Tips on Why and How to Network


Quick Networking Tips From My First Professional Event | Kaufer DMCWell, this little mini-series on career advice has been fun.  I got good grades in school, but most of what I’ve drawn from in my career is not that book learning but these professional nuances that (if you’re lucky like me) you pick up along the way.  So, having covered job interviews and managing your boss, let’s now talk about networking.

Some of you may think you’re in lines of work that don’t really require networking, and/or consider it to be kind of a slimy and artificial way to backslap your way through a career.  And to be sure, some occupations and industries lend themselves to more science than art, in terms of credentialing and hard results carrying more weight than the shine of your reputation or the size of your social network. 


But, until we’re all replaced by robots, work involves humans interacting with other humans, and networking helps you to be more successful in doing so.  It’s a complex and scary world out there, and we’re predisposed to want to work with people we know and like.  Trust still matters, and trust is formed through relationships, and relationships are cultivated through networking.  So to wit, here are some tips:

1. Breadth AND depth matter.  Our personality types may predispose us to lots of shallow contacts or to a small number of really meaningful ones.  But networking requires both, so if you’re better at one then lean into the other.  Which means folks who value depth need to practice being ok with more casual touches, and folks who are used to flitting about need to put in the work to go deeper.
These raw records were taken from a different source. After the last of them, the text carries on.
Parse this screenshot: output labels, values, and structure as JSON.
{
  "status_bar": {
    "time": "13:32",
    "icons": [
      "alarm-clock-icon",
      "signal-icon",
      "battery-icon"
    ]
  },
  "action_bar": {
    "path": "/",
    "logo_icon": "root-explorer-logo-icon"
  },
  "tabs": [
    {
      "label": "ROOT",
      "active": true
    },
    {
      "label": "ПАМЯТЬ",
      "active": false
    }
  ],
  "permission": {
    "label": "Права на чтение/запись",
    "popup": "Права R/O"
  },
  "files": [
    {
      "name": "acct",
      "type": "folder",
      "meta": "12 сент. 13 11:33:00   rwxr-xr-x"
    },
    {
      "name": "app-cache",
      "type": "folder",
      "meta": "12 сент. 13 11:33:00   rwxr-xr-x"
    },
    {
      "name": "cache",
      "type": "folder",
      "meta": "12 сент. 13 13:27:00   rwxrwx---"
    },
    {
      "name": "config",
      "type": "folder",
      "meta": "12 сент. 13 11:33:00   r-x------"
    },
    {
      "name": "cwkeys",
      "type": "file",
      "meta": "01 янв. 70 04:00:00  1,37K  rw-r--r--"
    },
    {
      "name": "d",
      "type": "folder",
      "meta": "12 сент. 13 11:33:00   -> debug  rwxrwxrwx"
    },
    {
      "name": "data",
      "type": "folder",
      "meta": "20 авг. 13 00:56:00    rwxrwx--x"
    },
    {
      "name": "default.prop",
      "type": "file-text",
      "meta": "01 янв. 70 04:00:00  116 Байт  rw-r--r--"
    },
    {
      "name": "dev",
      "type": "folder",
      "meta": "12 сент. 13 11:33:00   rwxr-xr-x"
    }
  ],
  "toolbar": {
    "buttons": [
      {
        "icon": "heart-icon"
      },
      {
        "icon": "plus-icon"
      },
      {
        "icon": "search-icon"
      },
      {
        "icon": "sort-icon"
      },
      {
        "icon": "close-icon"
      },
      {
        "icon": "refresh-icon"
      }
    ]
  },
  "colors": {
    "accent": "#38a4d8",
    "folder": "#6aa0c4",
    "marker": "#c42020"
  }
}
2. Be proactive, be helpful.  Meeting someone is just the beginning of the relationship.  Like every human relationship, its value lies in ongoing cultivation.  Find a system that allows you to systematically do that: keep piles on your desk, go through your LinkedIn once a month, make topical lists for sending interesting articles.  Whatever it is, just do it, and have your posture be friendly and helpful.  The thing people hate about networking is if the only time you hit them up is when you need to hit them up for something. Don’t be that guy.

3. Own your awesomeness.  Networking is giving, to be sure, but don’t be ashamed of what you bring to the table.  Otherwise, besides being a nice person what compels people to want to be connected to you?  The notion of you as a brand may seem played out or overly slick, but it’s no less valid that you have to figure out what you’re about and have that be understood and appreciated.  And no one will know or promote that brand as well as you will.  If all your communications with someone is you telling them about yourself, that’s no good.  But neither is a relationship in which you’re shy about how you’re awesome.  Know what you bring to the table, and be assertive in telling people that.

4. Bonus tip: don't fish for connections on LinkedIn.  You know what I'm talking about: the slick "saw your profile and would love to be in touch with you."  It helps me that in my LinkedIn network are very close as well as very shallow connections.  But I draw the line at complete strangers who are just casting about.